A possible different way to look at the (sigh) dai
Post# of 72440
what if some (and on some days, a lot or even most) of the sales marked as short sales are market manipulators selling short and then covering THE SAME DAY, Someone who doesn't have to pay commissions on each trade (hedge funds with contracts, and market makers) can do a bunch of trades like that for a few minutes, or a few hours, and then cover it the same day.
So we could have a day with 36% FINRA short number, but that doesn't mean that all those shares are short interest by the time the close rolls around. This seems to be one of the bones of contention. The question is, if there is that much shorting, why isn't there huge short interest? Well, my answer is -- because much of it is covered the same day.
Maybe the FINRA percentage indicates how active the market manipulators are on a given day. It doesn't mean that they are necessarily SUCCESSFUL moving the market they way they want, either.
It is often said that many of those short sales are very quick sales by a market maker, so that they can "make an efficient market" by filling orders. Well, for a small, relatively small volume OTC stock, I don't believe that. My own experience is that I've had to wait a VERY long time to get an order filled. On one memorable occasion I put an order in at the ASK and had to wait almost 20 minutes to get filled. Doesn't sound efficient to me.

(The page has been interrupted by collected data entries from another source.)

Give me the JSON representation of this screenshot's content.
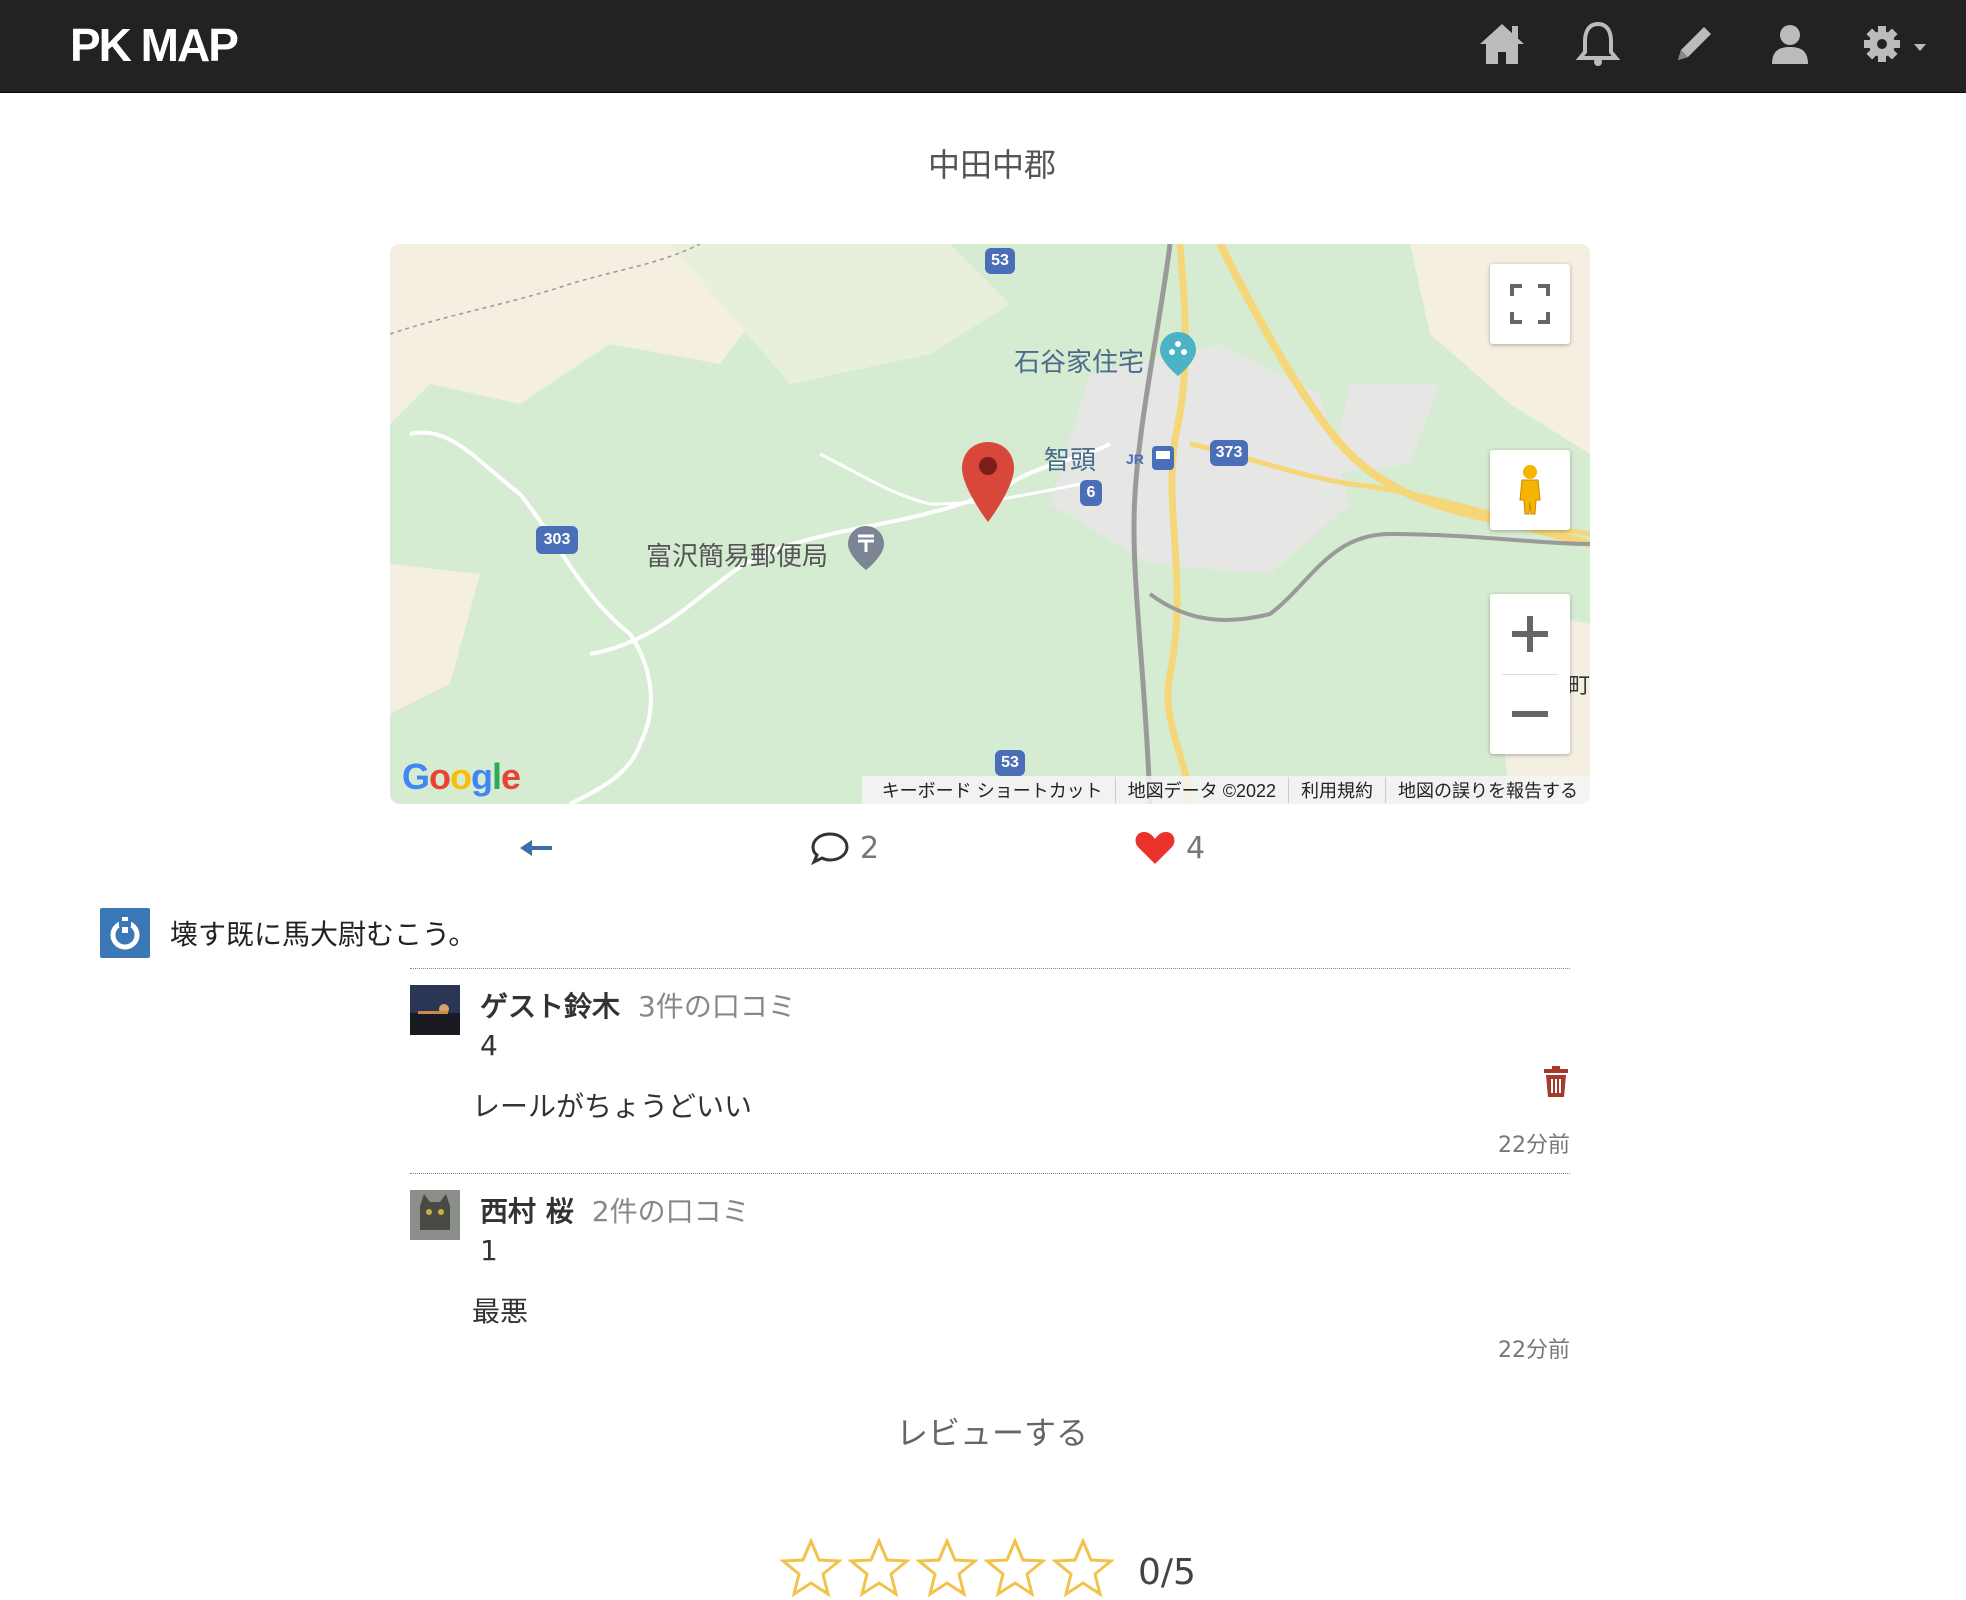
{
  "brand": "PK MAP",
  "nav": {
    "icons": [
      "home-icon",
      "bell-icon",
      "pencil-icon",
      "user-icon",
      "gear-icon"
    ]
  },
  "page_title": "中田中郡",
  "map": {
    "labels": {
      "ishitani": "石谷家住宅",
      "chizu": "智頭",
      "tomisawa": "富沢簡易郵便局",
      "r53a": "53",
      "r53b": "53",
      "r373": "373",
      "r303": "303",
      "r6": "6",
      "edge": "町"
    },
    "attribution": [
      "キーボード ショートカット",
      "地図データ ©2022",
      "利用規約",
      "地図の誤りを報告する"
    ],
    "logo": "Google"
  },
  "actions": {
    "comments": "2",
    "likes": "4"
  },
  "description": "壊す既に馬大尉むこう。",
  "reviews": [
    {
      "name": "ゲスト鈴木",
      "count": "3件の口コミ",
      "rating": "4",
      "comment": "レールがちょうどいい",
      "time": "22分前"
    },
    {
      "name": "西村 桜",
      "count": "2件の口コミ",
      "rating": "1",
      "comment": "最悪",
      "time": "22分前"
    }
  ],
  "review_cta": "レビューする",
  "rating_input": {
    "score": "0/5"
  }
}
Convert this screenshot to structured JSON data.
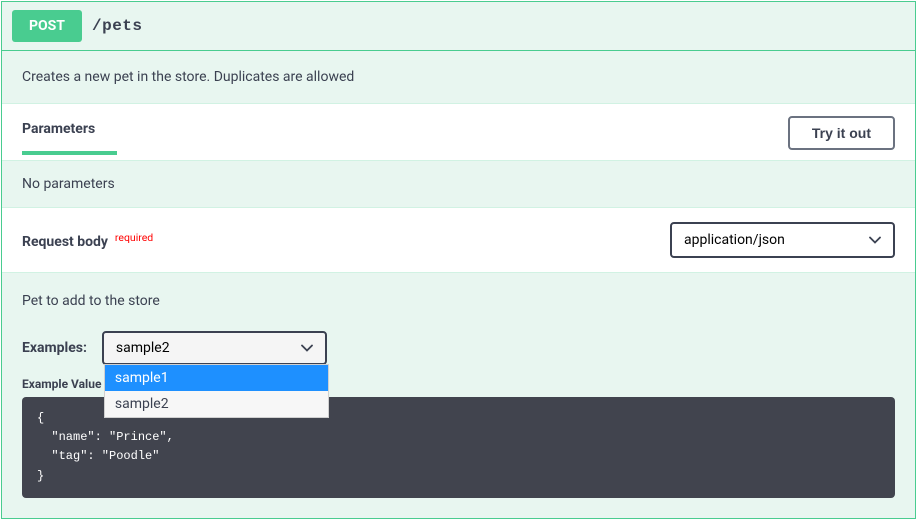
{
  "operation": {
    "method": "POST",
    "path": "/pets",
    "description": "Creates a new pet in the store. Duplicates are allowed"
  },
  "parameters": {
    "title": "Parameters",
    "try_it_out": "Try it out",
    "no_params": "No parameters"
  },
  "request_body": {
    "title": "Request body",
    "required": "required",
    "content_type": "application/json",
    "description": "Pet to add to the store",
    "examples_label": "Examples:",
    "selected_example": "sample2",
    "dropdown_options": [
      "sample1",
      "sample2"
    ],
    "highlighted_option_index": 0,
    "example_value_label": "Example Value",
    "example_code": "{\n  \"name\": \"Prince\",\n  \"tag\": \"Poodle\"\n}"
  }
}
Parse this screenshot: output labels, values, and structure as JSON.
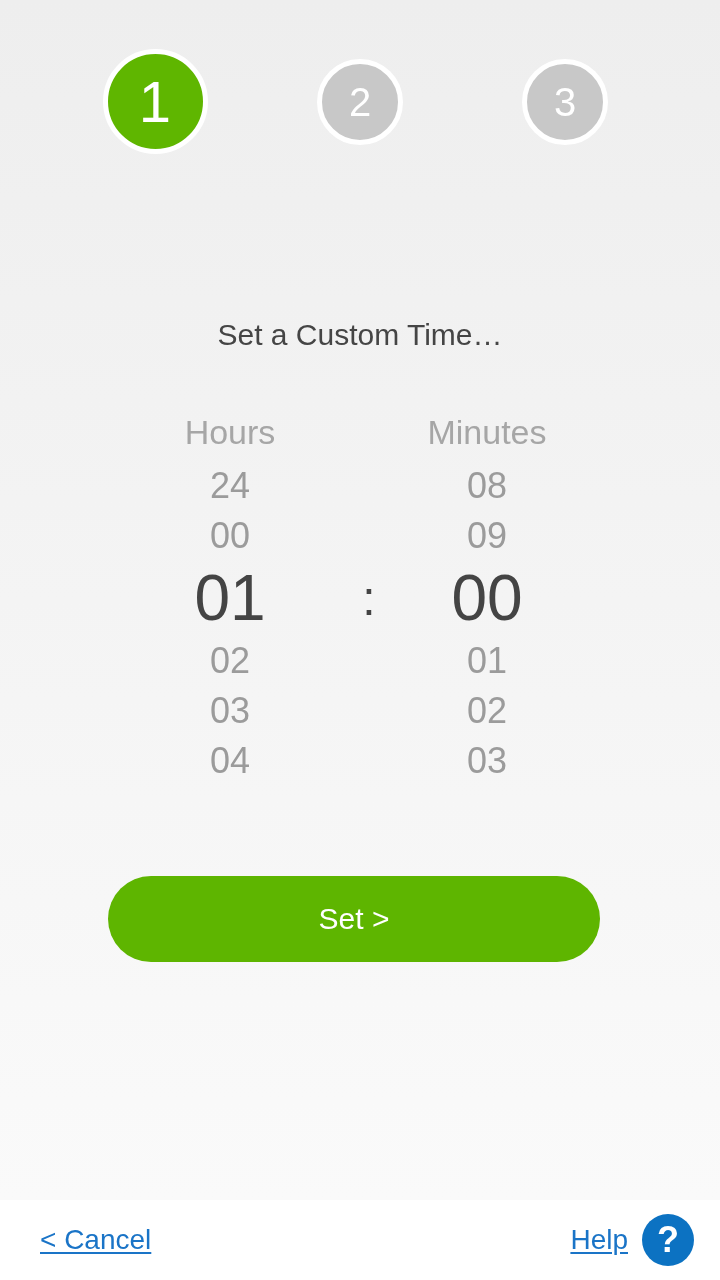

I think there is a significant short position -- approximately 1.2 million reported -- given that the float is only 57 million shares. And I do think that there is some naked shorting -- my guess was about 900k-1million shares, which got covered because of the CUSIP change, and then around 800k shares re-shorted afterward. Having a significant short position is good for the stock because when there is news -- which could be very soon, or which could not come for a month or two -- all of those shorts will have to be covered, and it is going to fuel a shockingly fast move upward.